Monday, January 16, 2012

Trephination and trepanation - Ancient migraine treatments

You may have heard of trephination and trepanation from your history class. They're the ancient arts of removal of parts of the skull and piercing the skull, respectively. The practice dates back at last 7000 years, and it's a way to manage migraines. It actually works. There is even evidence on skulls where the surgery was repeated after the first surgery was healed over and the bone had grown back. It's an extreme surgery to do, to be sure, but that is testament to how awful migraines can be.

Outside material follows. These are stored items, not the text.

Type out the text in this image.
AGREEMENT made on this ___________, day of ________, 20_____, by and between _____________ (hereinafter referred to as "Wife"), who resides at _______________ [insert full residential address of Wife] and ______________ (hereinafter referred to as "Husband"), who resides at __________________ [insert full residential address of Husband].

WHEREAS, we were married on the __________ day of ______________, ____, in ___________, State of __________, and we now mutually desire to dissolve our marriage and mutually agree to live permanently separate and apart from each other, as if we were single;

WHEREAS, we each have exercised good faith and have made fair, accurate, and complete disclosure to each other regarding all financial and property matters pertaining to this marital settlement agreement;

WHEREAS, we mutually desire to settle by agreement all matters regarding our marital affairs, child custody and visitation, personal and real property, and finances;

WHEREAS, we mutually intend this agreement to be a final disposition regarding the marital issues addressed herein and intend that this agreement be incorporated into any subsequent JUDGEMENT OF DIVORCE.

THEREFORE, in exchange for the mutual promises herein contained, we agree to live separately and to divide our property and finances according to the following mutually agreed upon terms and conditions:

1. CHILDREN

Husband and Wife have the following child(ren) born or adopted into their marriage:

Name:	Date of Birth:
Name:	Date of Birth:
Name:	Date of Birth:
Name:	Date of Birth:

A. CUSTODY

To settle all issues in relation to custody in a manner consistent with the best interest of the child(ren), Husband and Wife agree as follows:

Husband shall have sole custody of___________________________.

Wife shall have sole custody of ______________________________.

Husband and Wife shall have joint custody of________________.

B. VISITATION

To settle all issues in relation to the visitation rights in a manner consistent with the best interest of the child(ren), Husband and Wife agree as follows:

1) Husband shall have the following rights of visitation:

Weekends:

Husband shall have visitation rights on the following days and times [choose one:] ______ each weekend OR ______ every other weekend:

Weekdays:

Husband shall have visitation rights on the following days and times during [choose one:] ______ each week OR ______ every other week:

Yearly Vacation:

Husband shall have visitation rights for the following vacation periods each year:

The reason trephination and trepanation work is because of what goes on in a migraine. The brain has found a spot on the membrane that encases the brain, and mistakenly decided that it's injured there, even though it isn't. The membrane, also known as the blood-brain barrier, becomes leaky at that spot as the brain sends all sorts of healing chemicals to that area. It's why many migraineurs (people who suffer from migraines) can point to a spot and say, "That's where it hurts the worst." And that's where the ancient surgeons would remove part of the skull or drill a hole. As a result, the brain actually would have a wound to heal, and those chemicals could be used up. That would relieve the pain.

More on migraines...

(If you haven't guessed yet, this roller-coaster weather has got me a bit preoccupied with my migraines. You'll have to forgive my publication slow-down...)

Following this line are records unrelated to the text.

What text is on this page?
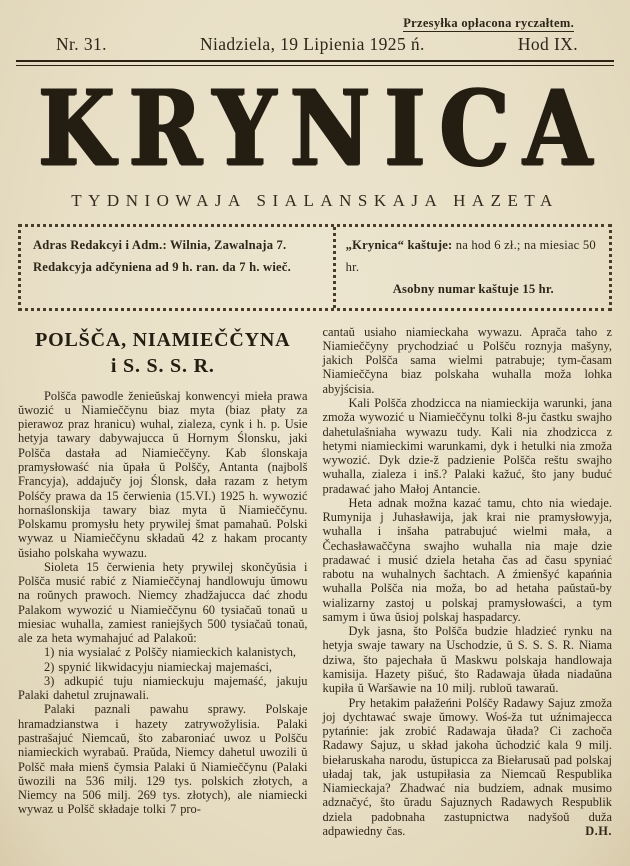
Przesyłka opłacona ryczałtem.
Nr. 31.	Niadziela, 19 Lipienia 1925 ń.	Hod IX.
KRYNICA
TYDNIOWAJA SIALANSKAJA HAZETA
Adras Redakcyi i Adm.: Wilnia, Zawalnaja 7.
Redakcyja adčyniena ad 9 h. ran. da 7 h. wieč.
„Krynica“ kaštuje: na hod 6 zł.; na miesiac 50 hr.
Asobny numar kaštuje 15 hr.
POLŠČA, NIAMIEČČYNA
i S. S. S. R.

Polšča pawodle ženieŭskaj konwencyi mieła prawa ŭwozić u Niamieččynu biaz myta (biaz płaty za pierawoz praz hranicu) wuhal, zialeza, cynk i h. p. Usie hetyja tawary dabywajucca ŭ Hornym Ślonsku, jaki Polšča dastała ad Niamieččyny. Kab ślonskaja pramysłowaść nia ŭpała ŭ Polščy, Antanta (najbolš Francyja), addajučy joj Ślonsk, dała razam z hetym Polśčy prawa da 15 čerwienia (15.VI.) 1925 h. wywozić hornaślonskija tawary biaz myta ŭ Niamieččynu. Polskamu promysłu hety prywilej šmat pamahaŭ. Polski wywaz u Niamieččynu składaŭ 42 z hakam procanty ŭsiaho polskaha wywazu.

Sioleta 15 čerwienia hety prywilej skončyŭsia i Polšča musić rabić z Niamieččynaj handlowuju ŭmowu na roŭnych prawoch. Niemcy zhadžajucca dać zhodu Palakom wywozić u Niamieččynu 60 tysiačaŭ tonaŭ u miesiac wuhalla, zamiest raniejšych 500 tysiačaŭ tonaŭ, ale za heta wymahajuć ad Palakoŭ:

1) nia wysialać z Polščy niamieckich kalanistych,

2) spynić likwidacyju niamieckaj majemaści,

3) adkupić tuju niamieckuju majemaść, jakuju Palaki dahetul zrujnawali.

Palaki paznali pawahu sprawy. Polskaje hramadzianstwa i hazety zatrywožylisia. Palaki pastrašajuć Niemcaŭ, što zabaroniać uwoz u Polšču niamieckich wyrabaŭ. Praŭda, Niemcy dahetul uwozili ŭ Polšč mała mienš čymsia Palaki ŭ Niamieččynu (Palaki ŭwozili na 536 milj. 129 tys. polskich złotych, a Niemcy na 506 milj. 269 tys. złotych), ale niamiecki wywaz u Polšč składaje tolki 7 pro-

cantaŭ usiaho niamieckaha wywazu. Aprača taho z Niamieččyny prychodziać u Polšču roznyja mašyny, jakich Polšča sama wielmi patrabuje; tym-časam Niamieččyna biaz polskaha wuhalla moža lohka abyjścisia.

Kali Polšča zhodzicca na niamieckija warunki, jana zmoža wywozić u Niamieččynu tolki 8-ju častku swajho dahetulašniaha wywazu tudy. Kali nia zhodzicca z hetymi niamieckimi warunkami, dyk i hetulki nia zmoža wywozić. Dyk dzie-ž padzienie Polšča reštu swajho wuhalla, zialeza i inš.? Palaki kažuć, što jany buduć pradawać jaho Małoj Antancie.

Heta adnak možna kazać tamu, chto nia wiedaje. Rumynija j Juhasławija, jak krai nie pramysłowyja, wuhalla i inšaha patrabujuć wielmi mała, a Čechasławaččyna swajho wuhalla nia maje dzie pradawać i musić dziela hetaha čas ad času spyniać rabotu na wuhalnych šachtach. A źmienšyć kapańnia wuhalla Polšča nia moža, bo ad hetaha paŭstaŭ-by wializarny zastoj u polskaj pramysłowaści, a tym samym i ŭwa ŭsioj polskaj haspadarcy.

Dyk jasna, što Polšča budzie hladzieć rynku na hetyja swaje tawary na Uschodzie, ŭ S. S. S. R. Niama dziwa, što pajechała ŭ Maskwu polskaja handlowaja kamisija. Hazety pišuć, što Radawaja ŭłada niadaŭna kupiła ŭ Waršawie na 10 milj. rubloŭ tawaraŭ.

Pry hetakim pałažeńni Polśčy Radawy Sajuz zmoža joj dychtawać swaje ŭmowy. Woś-ža tut uźnimajecca pytańnie: jak zrobić Radawaja ŭłada? Ci zachoča Radawy Sajuz, u skład jakoha ŭchodzić kala 9 milj. biełaruskaha narodu, ŭstupicca za Biełarusaŭ pad polskaj uładaj tak, jak ustupiłasia za Niemcaŭ Respublika Niamieckaja? Zhadwać nia budziem, adnak musimo adznačyć, što ŭradu Sajuznych Radawych Respublik dziela padobnaha zastupnictwa nadyšoŭ duža adpawiedny čas.	D.H.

  1. This has nothing to do with migraines but I saw on tv where they are once again exploring shock therapy for depression. I am sure it would be done more humanly then years ago but sometimes we have to go back to see where we might need to go.

  2. I saw a program where I guy *swore* by electroshock therapy for his depression. Yes, they do do it more humanely now with anesthesiology and other advanced measures.

    We really know so little even though we know so much.